Monday, May 9, 2011
Rabbits part II, the traps
This is not the first time I've been down the urban garden path. It's also not the first time rabbits followed me. When I lived on Madison's East side, I put in a few tomato plants, a veritable basil forest, some herbs and a few flowers. I build some beds on the south side of both my house and garage from some bricks Jay no longer wanted, and due to the protected environment, both the basil and tomatoes thrived. It was looking like an early tomato crop. Until...
Just as a tomato started to get red, maybe a day before I was ready to harvest it, something, some varmint from the depths of hell saw a reddish orb, pulled it down, took one bite and threw it to the ground. Apparently, said varmint didn't like tomatoes. Good, more for me. Until...
Then next day, another tomato was coming into redness, just one more day and it would be perfect, picked off the vine and eaten right there among the plants. But by the cover of darkness, another creature of the night plucked it down, took a bite and threw it to the ground. Another spoiled vegetable with just a bit out of it.
This went on for a week, and farmer Josh was turning red himself. So I went to Farm & Fleet, certain to find a varmnit solution. I walked up and down the sporting good aisle where I had my eye on a small pellet gun revolver. But after assessing the associated noise and living in close quarters with nature loving East siders, I decided I needed a stealthier way to get rid of the vegetable raiders.
Poison was out, who knows what would be attracted to it? Live trap was no good, what was I going to do, drive whatever I caught to Monona and drop it off in someone else's garden? Somewhere the idea of using a rat trap came to mind. Big, effective, concealable among the vegetables. I bought five.
I went home and set one up inside a tomato cage so I wouldn't accidentally trap a cat, dog or a bird. I put a screw through the wooden trap platform and tied a wire to the screw, and then tied it to a stake driven deep into the ground. I got this idea thanks to my brother who once set mouse traps just inside a chase between floors, and then lived for a week with the sound of a mouse dragging the trap to places my brother could never get to. The last thing I needed was an animal crawling off to one of my neighbors and pointing in my general direction.

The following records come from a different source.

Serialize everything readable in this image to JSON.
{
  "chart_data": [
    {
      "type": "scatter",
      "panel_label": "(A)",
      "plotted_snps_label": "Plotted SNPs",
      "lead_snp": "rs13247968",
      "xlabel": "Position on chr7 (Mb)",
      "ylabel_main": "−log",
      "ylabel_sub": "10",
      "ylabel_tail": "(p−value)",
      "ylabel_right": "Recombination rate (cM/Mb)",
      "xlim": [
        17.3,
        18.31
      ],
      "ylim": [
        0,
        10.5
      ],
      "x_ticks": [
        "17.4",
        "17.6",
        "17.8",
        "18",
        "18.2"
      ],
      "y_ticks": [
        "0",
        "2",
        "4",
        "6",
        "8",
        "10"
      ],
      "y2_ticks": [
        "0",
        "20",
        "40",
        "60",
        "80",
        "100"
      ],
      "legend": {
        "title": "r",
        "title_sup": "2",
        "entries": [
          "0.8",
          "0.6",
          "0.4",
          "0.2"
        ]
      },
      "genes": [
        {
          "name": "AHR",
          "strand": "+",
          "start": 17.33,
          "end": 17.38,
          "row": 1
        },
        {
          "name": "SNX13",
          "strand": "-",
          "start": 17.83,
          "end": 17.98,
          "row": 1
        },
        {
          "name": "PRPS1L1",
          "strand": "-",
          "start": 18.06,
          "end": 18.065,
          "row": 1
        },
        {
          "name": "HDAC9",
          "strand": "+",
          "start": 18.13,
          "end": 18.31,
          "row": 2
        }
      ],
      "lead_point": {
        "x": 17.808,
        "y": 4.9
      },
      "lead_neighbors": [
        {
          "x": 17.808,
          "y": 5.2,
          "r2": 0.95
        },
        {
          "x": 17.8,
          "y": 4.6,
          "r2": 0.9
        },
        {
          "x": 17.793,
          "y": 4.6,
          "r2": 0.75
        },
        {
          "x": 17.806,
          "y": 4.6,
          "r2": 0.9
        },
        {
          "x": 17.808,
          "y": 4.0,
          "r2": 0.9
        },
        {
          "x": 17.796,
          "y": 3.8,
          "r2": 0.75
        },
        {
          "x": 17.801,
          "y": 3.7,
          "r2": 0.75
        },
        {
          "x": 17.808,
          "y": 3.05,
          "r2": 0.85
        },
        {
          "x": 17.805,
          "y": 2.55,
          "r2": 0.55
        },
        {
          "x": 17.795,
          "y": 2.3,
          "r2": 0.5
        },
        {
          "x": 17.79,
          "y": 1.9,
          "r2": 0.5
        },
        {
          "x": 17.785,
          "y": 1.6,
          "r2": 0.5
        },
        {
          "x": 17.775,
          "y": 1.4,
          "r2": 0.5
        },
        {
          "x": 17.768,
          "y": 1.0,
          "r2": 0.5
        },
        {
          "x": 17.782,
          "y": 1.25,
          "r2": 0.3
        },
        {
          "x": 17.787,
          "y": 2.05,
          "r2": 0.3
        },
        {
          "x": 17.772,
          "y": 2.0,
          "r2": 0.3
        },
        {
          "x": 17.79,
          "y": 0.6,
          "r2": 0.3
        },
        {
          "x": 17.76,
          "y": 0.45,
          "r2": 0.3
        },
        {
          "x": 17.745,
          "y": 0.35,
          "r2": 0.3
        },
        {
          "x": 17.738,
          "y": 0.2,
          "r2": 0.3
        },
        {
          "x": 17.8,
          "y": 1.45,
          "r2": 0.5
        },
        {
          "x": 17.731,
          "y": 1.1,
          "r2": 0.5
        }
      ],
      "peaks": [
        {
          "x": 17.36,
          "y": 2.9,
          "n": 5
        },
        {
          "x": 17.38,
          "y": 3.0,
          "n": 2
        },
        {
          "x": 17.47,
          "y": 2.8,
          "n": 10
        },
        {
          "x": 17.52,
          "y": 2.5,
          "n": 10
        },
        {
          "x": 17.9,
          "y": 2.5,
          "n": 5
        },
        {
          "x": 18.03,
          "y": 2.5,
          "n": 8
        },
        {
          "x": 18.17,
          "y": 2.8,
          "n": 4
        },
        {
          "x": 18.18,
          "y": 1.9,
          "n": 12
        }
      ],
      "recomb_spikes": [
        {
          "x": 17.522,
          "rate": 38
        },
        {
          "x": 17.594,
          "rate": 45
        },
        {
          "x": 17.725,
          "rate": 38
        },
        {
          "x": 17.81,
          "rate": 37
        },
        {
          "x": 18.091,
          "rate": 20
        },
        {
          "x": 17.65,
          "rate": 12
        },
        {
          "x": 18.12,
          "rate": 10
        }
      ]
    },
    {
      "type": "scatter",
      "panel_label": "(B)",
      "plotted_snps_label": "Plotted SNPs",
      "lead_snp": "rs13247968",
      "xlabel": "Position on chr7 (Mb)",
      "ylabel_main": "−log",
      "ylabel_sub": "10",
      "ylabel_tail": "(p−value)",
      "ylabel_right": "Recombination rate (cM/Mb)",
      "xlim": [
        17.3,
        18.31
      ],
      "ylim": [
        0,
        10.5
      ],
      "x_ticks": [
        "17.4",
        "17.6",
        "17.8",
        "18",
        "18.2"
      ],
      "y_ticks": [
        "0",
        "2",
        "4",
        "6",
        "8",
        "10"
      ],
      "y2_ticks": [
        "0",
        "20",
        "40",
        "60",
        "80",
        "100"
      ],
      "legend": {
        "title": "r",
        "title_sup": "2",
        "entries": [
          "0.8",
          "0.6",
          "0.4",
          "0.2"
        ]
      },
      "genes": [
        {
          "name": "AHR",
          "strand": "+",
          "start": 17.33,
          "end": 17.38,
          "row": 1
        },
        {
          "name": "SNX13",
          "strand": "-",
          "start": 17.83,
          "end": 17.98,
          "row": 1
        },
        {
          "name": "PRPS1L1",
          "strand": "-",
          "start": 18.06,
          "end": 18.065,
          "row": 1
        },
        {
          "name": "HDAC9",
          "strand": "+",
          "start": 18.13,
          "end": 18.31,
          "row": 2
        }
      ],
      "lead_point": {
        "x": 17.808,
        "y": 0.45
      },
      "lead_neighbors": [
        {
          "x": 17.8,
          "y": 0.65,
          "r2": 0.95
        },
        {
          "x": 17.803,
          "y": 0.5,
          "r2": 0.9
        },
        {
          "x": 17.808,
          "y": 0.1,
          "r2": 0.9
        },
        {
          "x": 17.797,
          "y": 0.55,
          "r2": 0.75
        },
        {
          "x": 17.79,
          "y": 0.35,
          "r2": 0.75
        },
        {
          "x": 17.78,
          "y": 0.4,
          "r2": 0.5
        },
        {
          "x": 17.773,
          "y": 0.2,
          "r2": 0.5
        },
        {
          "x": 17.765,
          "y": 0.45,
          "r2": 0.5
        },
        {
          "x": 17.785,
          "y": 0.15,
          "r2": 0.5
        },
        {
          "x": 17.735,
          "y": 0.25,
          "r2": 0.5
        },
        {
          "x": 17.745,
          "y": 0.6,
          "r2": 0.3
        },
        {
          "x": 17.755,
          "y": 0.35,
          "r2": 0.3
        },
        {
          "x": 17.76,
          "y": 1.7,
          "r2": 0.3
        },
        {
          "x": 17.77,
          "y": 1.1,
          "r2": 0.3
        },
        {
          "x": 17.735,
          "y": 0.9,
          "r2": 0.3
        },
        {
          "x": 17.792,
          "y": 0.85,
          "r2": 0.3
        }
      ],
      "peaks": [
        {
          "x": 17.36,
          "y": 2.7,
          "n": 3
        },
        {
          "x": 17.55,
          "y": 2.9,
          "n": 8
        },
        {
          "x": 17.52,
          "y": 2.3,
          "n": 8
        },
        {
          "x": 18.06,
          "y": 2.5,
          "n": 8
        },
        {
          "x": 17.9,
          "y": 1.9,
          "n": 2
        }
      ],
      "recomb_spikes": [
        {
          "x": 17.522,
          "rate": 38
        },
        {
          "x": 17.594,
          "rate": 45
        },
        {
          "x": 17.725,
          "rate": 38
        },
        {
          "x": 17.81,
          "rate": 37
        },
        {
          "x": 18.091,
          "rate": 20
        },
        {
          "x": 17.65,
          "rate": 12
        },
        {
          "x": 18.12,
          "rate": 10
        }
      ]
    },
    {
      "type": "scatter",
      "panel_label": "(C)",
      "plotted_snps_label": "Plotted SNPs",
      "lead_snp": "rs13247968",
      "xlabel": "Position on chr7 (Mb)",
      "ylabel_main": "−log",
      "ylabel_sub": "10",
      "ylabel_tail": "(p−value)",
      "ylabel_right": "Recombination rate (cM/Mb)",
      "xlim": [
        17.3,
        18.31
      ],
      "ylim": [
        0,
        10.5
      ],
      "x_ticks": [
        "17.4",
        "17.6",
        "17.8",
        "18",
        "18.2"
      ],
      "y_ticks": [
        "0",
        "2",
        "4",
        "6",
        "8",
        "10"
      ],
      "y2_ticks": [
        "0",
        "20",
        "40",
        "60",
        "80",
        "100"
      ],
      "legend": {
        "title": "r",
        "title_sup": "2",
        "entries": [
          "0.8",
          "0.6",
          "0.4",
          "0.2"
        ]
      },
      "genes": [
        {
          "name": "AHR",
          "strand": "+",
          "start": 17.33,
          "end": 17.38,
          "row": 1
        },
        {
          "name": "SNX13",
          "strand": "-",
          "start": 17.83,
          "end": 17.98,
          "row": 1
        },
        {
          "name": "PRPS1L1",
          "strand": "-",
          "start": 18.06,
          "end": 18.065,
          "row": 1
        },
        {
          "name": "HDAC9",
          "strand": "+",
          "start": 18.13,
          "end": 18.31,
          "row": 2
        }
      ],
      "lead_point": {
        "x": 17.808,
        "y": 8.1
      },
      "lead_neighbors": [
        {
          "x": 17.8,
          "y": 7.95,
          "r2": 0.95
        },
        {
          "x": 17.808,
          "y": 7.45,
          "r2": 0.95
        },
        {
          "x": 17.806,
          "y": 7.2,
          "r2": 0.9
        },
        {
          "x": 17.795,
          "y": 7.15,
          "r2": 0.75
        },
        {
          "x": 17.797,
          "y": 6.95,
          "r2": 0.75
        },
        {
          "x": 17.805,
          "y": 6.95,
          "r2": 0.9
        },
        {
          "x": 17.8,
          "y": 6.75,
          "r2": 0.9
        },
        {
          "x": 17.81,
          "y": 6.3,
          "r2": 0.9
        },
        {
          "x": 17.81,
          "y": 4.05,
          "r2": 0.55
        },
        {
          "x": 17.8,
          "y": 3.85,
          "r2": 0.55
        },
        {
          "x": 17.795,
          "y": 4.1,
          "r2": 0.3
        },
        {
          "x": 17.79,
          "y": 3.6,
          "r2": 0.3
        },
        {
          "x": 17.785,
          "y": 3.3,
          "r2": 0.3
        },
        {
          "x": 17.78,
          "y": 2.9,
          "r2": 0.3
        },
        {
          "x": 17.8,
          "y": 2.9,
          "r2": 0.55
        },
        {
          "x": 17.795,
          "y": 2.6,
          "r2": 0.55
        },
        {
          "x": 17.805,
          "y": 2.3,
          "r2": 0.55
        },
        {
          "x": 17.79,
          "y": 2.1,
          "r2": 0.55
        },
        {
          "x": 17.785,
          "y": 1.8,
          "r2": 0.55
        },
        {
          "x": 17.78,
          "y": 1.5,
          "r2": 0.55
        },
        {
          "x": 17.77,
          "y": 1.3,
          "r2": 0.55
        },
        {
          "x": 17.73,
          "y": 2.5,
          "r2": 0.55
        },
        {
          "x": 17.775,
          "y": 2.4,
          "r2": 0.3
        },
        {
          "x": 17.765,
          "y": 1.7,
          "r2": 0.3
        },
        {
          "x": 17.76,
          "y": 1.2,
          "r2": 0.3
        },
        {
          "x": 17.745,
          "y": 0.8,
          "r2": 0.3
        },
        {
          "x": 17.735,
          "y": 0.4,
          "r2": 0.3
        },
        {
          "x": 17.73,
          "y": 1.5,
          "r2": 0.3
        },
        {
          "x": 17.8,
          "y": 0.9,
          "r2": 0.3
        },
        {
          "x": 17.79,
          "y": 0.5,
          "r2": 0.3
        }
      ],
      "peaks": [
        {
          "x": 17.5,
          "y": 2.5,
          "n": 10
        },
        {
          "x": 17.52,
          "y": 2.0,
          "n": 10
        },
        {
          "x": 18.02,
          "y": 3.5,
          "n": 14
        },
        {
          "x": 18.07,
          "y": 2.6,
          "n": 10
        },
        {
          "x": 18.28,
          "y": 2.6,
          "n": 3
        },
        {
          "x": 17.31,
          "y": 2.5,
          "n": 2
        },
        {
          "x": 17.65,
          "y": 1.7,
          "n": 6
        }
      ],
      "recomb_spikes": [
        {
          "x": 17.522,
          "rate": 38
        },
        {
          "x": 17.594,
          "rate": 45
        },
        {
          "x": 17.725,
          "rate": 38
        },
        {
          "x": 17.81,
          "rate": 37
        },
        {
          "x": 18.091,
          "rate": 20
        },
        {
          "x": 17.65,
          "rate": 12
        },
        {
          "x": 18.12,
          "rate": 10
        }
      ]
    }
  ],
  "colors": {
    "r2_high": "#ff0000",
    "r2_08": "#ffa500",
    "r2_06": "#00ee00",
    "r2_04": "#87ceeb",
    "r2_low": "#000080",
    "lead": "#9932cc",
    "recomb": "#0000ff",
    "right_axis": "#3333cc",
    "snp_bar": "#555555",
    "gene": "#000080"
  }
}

It was mid-day on the weekend, so I started to mow the lawn. I checked the trap 15 minutes later, just to see it. My eyes did what a vole's can't, they opened wide to find a freshly dead vole among the tomatoes. I pried open the trap, released the body and reset the trap, humming success to myself, but not sure what I'd do with the body. I put it in a grocery bag in my garage and went back to mowing.
Fifteen minutes later I checked, and found a chipmunk just short of a ripe tomato. I reset the trap and was feeling pretty good about my plan.
Fifteen minutes later I found one of the chipmunk's relatives.
Fifteen minutes later, a rabbit.
Fifteen minutes later, another rabbit.
As the bodies piled up I realized I hadn't thought through to disposal. On the farm, we simply threw dead animals into the field "for the coyotes," or whatever ate dead animals over night, because they were always gone the next day.
In the city however, I needed a more discreet disposal method. The garbage wouldn't be picked up for six days. The storm sewer crossed my mind, but I like the lakes too much to do that. I decided to bury them but it was getting late, so I left them in the bag just outside the garage.
It rained for several days so I couldn't dig the hole to bury the evidence. When the rain stopped, I went to the far end of my yard, moved the mulch aside from a small tree and dug a hole. While I was doing this I was on the phone talking with my then boyfriend, now husband, Jay. I went over to pick up the body bag and gagged. It reeked of death and the contents were animated. Now, the five animals had not zombified, but they may as well have. Flies had found a perfect home for their newborn, and the bag was alive with maggots. I gingerly picked up one handle of the grocery bag, gagging from the smell, and quickly carried it to the back of the yard, spilling the smaller and animated inhabitants along the way.
I got to the hole and poured the gelatinized contents into the hole and quickly covered up the evidence.
Jay's version goes like this, "NEVER EVER CALL ME WHEN MOVING DEAD ANIMALS AGAIN." Apparently his sympathetic responses reacted from afar and he was gagging on the other end of the phone. The good news is I had no more damage that year and put the traps away.